GH : Well, I think we were fortunate that we weren’t that big, so it wasn’t too much pressure on us, but it was a weird time. It wasn’t somethin’ we expected to happen or that we wanted to happen. I think if we’d got bigger, or we’d stayed in the spotlight, it would’ve broken up the band. I don’t think I could’ve coped with a lot of fame that suddenly. I mean look at what happened to Nirvana, and the change between their first two records. I mean, they weren’t like totally unknown around their first album. People knew who they were, but that next step was so big that it must’ve been weird. I’m not surprised that things ended the way they did.
I don’t have to worry about people coming up to me in the street and bothering me and all that shit, but people do know who I am, which means I get some drinks out of it. All the bartenders around here know who I am, because I go into a lot of different bars, and I dress kind of faggy so the bartenders take notice of me, and try to find out who I am. Means I get the odd free beer, the odd nice pint of Stella.
PB : Going back to the origins of the Buttholes, How did you meet long-time band mate Paul Leary?

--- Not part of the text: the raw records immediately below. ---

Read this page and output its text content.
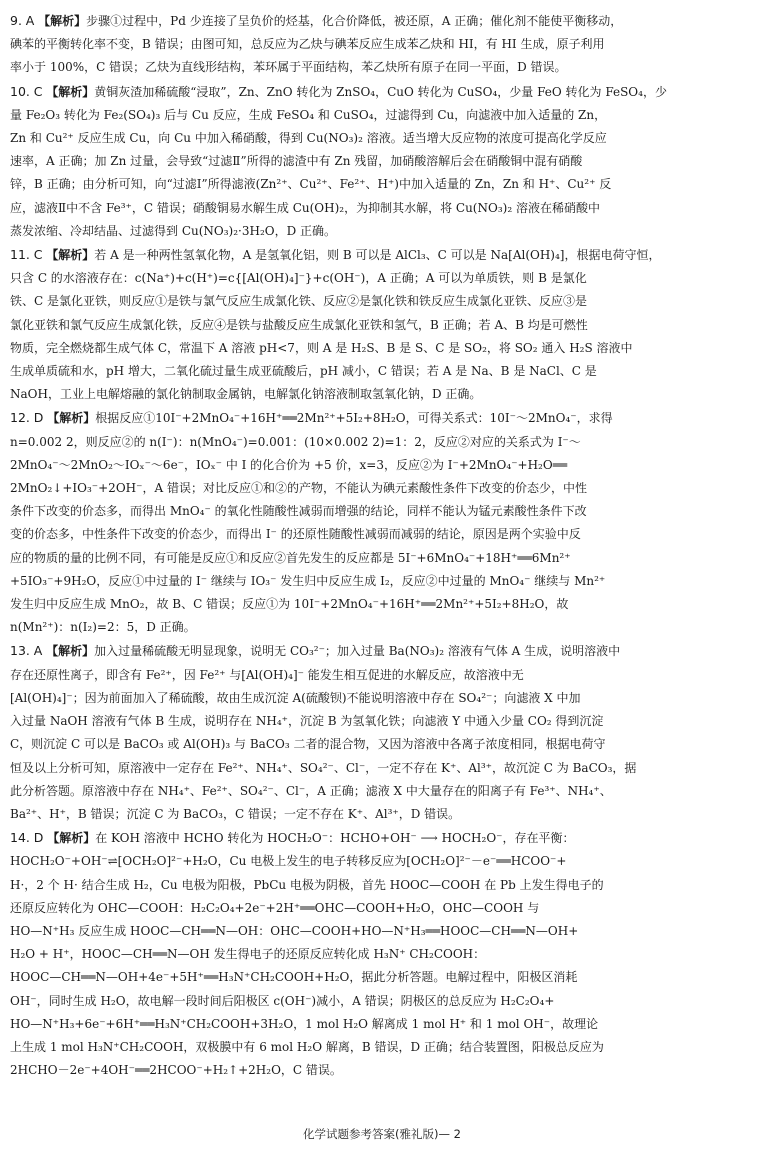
9. A 【解析】步骤①过程中，Pd 少连接了呈负价的烃基，化合价降低，被还原，A 正确；催化剂不能使平衡移动，
碘苯的平衡转化率不变，B 错误；由图可知，总反应为乙炔与碘苯反应生成苯乙炔和 HI，有 HI 生成，原子利用
率小于 100%，C 错误；乙炔为直线形结构，苯环属于平面结构，苯乙炔所有原子在同一平面，D 错误。
10. C 【解析】黄铜灰渣加稀硫酸“浸取”，Zn、ZnO 转化为 ZnSO₄，CuO 转化为 CuSO₄，少量 FeO 转化为 FeSO₄，少
量 Fe₂O₃ 转化为 Fe₂(SO₄)₃ 后与 Cu 反应，生成 FeSO₄ 和 CuSO₄，过滤得到 Cu，向滤液中加入适量的 Zn，
Zn 和 Cu²⁺ 反应生成 Cu，向 Cu 中加入稀硝酸，得到 Cu(NO₃)₂ 溶液。适当增大反应物的浓度可提高化学反应
速率，A 正确；加 Zn 过量，会导致“过滤Ⅱ”所得的滤渣中有 Zn 残留，加硝酸溶解后会在硝酸铜中混有硝酸
锌，B 正确；由分析可知，向“过滤Ⅰ”所得滤液(Zn²⁺、Cu²⁺、Fe²⁺、H⁺)中加入适量的 Zn，Zn 和 H⁺、Cu²⁺ 反
应，滤液Ⅱ中不含 Fe³⁺，C 错误；硝酸铜易水解生成 Cu(OH)₂，为抑制其水解，将 Cu(NO₃)₂ 溶液在稀硝酸中
蒸发浓缩、冷却结晶、过滤得到 Cu(NO₃)₂·3H₂O，D 正确。
11. C 【解析】若 A 是一种两性氢氧化物，A 是氢氧化铝，则 B 可以是 AlCl₃、C 可以是 Na[Al(OH)₄]，根据电荷守恒，
只含 C 的水溶液存在：c(Na⁺)+c(H⁺)=c{[Al(OH)₄]⁻}+c(OH⁻)，A 正确；A 可以为单质铁，则 B 是氯化
铁、C 是氯化亚铁，则反应①是铁与氯气反应生成氯化铁、反应②是氯化铁和铁反应生成氯化亚铁、反应③是
氯化亚铁和氯气反应生成氯化铁，反应④是铁与盐酸反应生成氯化亚铁和氢气，B 正确；若 A、B 均是可燃性
物质，完全燃烧都生成气体 C，常温下 A 溶液 pH<7，则 A 是 H₂S、B 是 S、C 是 SO₂，将 SO₂ 通入 H₂S 溶液中
生成单质硫和水，pH 增大，二氧化硫过量生成亚硫酸后，pH 减小，C 错误；若 A 是 Na、B 是 NaCl、C 是
NaOH，工业上电解熔融的氯化钠制取金属钠，电解氯化钠溶液制取氢氧化钠，D 正确。
12. D 【解析】根据反应①10I⁻+2MnO₄⁻+16H⁺══2Mn²⁺+5I₂+8H₂O，可得关系式：10I⁻～2MnO₄⁻，求得
n=0.002 2，则反应②的 n(I⁻)：n(MnO₄⁻)=0.001：(10×0.002 2)=1：2，反应②对应的关系式为 I⁻～
2MnO₄⁻～2MnO₂～IOₓ⁻～6e⁻，IOₓ⁻ 中 I 的化合价为 +5 价，x=3，反应②为 I⁻+2MnO₄⁻+H₂O══
2MnO₂↓+IO₃⁻+2OH⁻，A 错误；对比反应①和②的产物，不能认为碘元素酸性条件下改变的价态少，中性
条件下改变的价态多，而得出 MnO₄⁻ 的氧化性随酸性减弱而增强的结论，同样不能认为锰元素酸性条件下改
变的价态多，中性条件下改变的价态少，而得出 I⁻ 的还原性随酸性减弱而减弱的结论，原因是两个实验中反
应的物质的量的比例不同，有可能是反应①和反应②首先发生的反应都是 5I⁻+6MnO₄⁻+18H⁺══6Mn²⁺
+5IO₃⁻+9H₂O，反应①中过量的 I⁻ 继续与 IO₃⁻ 发生归中反应生成 I₂，反应②中过量的 MnO₄⁻ 继续与 Mn²⁺
发生归中反应生成 MnO₂，故 B、C 错误；反应①为 10I⁻+2MnO₄⁻+16H⁺══2Mn²⁺+5I₂+8H₂O，故
n(Mn²⁺)：n(I₂)=2：5，D 正确。
13. A 【解析】加入过量稀硫酸无明显现象，说明无 CO₃²⁻；加入过量 Ba(NO₃)₂ 溶液有气体 A 生成，说明溶液中
存在还原性离子，即含有 Fe²⁺，因 Fe²⁺ 与[Al(OH)₄]⁻ 能发生相互促进的水解反应，故溶液中无
[Al(OH)₄]⁻；因为前面加入了稀硫酸，故由生成沉淀 A(硫酸钡)不能说明溶液中存在 SO₄²⁻；向滤液 X 中加
入过量 NaOH 溶液有气体 B 生成，说明存在 NH₄⁺，沉淀 B 为氢氧化铁；向滤液 Y 中通入少量 CO₂ 得到沉淀
C，则沉淀 C 可以是 BaCO₃ 或 Al(OH)₃ 与 BaCO₃ 二者的混合物，又因为溶液中各离子浓度相同，根据电荷守
恒及以上分析可知，原溶液中一定存在 Fe²⁺、NH₄⁺、SO₄²⁻、Cl⁻，一定不存在 K⁺、Al³⁺，故沉淀 C 为 BaCO₃，据
此分析答题。原溶液中存在 NH₄⁺、Fe²⁺、SO₄²⁻、Cl⁻，A 正确；滤液 X 中大量存在的阳离子有 Fe³⁺、NH₄⁺、
Ba²⁺、H⁺，B 错误；沉淀 C 为 BaCO₃，C 错误；一定不存在 K⁺、Al³⁺，D 错误。
14. D 【解析】在 KOH 溶液中 HCHO 转化为 HOCH₂O⁻：HCHO+OH⁻ ⟶ HOCH₂O⁻，存在平衡：
HOCH₂O⁻+OH⁻⇌[OCH₂O]²⁻+H₂O，Cu 电极上发生的电子转移反应为[OCH₂O]²⁻－e⁻══HCOO⁻+
H·，2 个 H· 结合生成 H₂，Cu 电极为阳极，PbCu 电极为阴极，首先 HOOC—COOH 在 Pb 上发生得电子的
还原反应转化为 OHC—COOH：H₂C₂O₄+2e⁻+2H⁺══OHC—COOH+H₂O，OHC—COOH 与
HO—N⁺H₃ 反应生成 HOOC—CH══N—OH：OHC—COOH+HO—N⁺H₃══HOOC—CH══N—OH+
H₂O + H⁺，HOOC—CH══N—OH 发生得电子的还原反应转化成 H₃N⁺ CH₂COOH：
HOOC—CH══N—OH+4e⁻+5H⁺══H₃N⁺CH₂COOH+H₂O，据此分析答题。电解过程中，阳极区消耗
OH⁻，同时生成 H₂O，故电解一段时间后阳极区 c(OH⁻)减小，A 错误；阴极区的总反应为 H₂C₂O₄+
HO—N⁺H₃+6e⁻+6H⁺══H₃N⁺CH₂COOH+3H₂O，1 mol H₂O 解离成 1 mol H⁺ 和 1 mol OH⁻，故理论
上生成 1 mol H₃N⁺CH₂COOH，双极膜中有 6 mol H₂O 解离，B 错误，D 正确；结合装置图，阳极总反应为
2HCHO－2e⁻+4OH⁻══2HCOO⁻+H₂↑+2H₂O，C 错误。
化学试题参考答案(雅礼版)— 2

GH : It was around the Spring of '81 that we put the Buttholes together. We were in college and we did various projects together, fanzines and t-shirts and shit like that. We decided to form a band that wasn’t about skill. It was about creativity and ideas, and we were out drivin’ near Austin one time, and this band called the Big Boys were playin’ at this bar and they asked us if we wanted to play as well, to open for ‘em. So we went there and borrowed some equipment and played a show, and we got $250, just for droppin’ in at a club and playin’ a show. We thought to ourselves ‘Hey, we could get used to this!’ so we went on tour in this shitty little van, played loads of shows, and never even came close to making as much as that Big Boys show.
PB : Where are you playing on the His Problem tour?
GH : Well, we’re gonna do a show at a place called Moontime Pizza, a pizza restaurant that does gigs and stuff. You can have a pizza and a beer and check out bands as well. Man, it’s pretty cool. We’re also playin’ all round the US. We’re going to play some shows with Ween as well. I think we’re going to go over to Europe in December time. Hey, I’m sorry man, but I’m going to have to go to this practice.
PB : Ok, no problem. One more question, just out of curiosity: how did Johnny Depp get involved with P? Is he a big Buttholes fan?
GH : Well, I was at a party this one time, and he came up to me and said: ‘Hey, you’re the guy that did ‘Jesus Built my Hotrod’ song with Ministry. That’s one of my favourite songs.’ And I said (adopts rubbing in type voice): ‘How’s Winona?’ and he said: ‘Fuck You!’ and we’ve been friends ever since.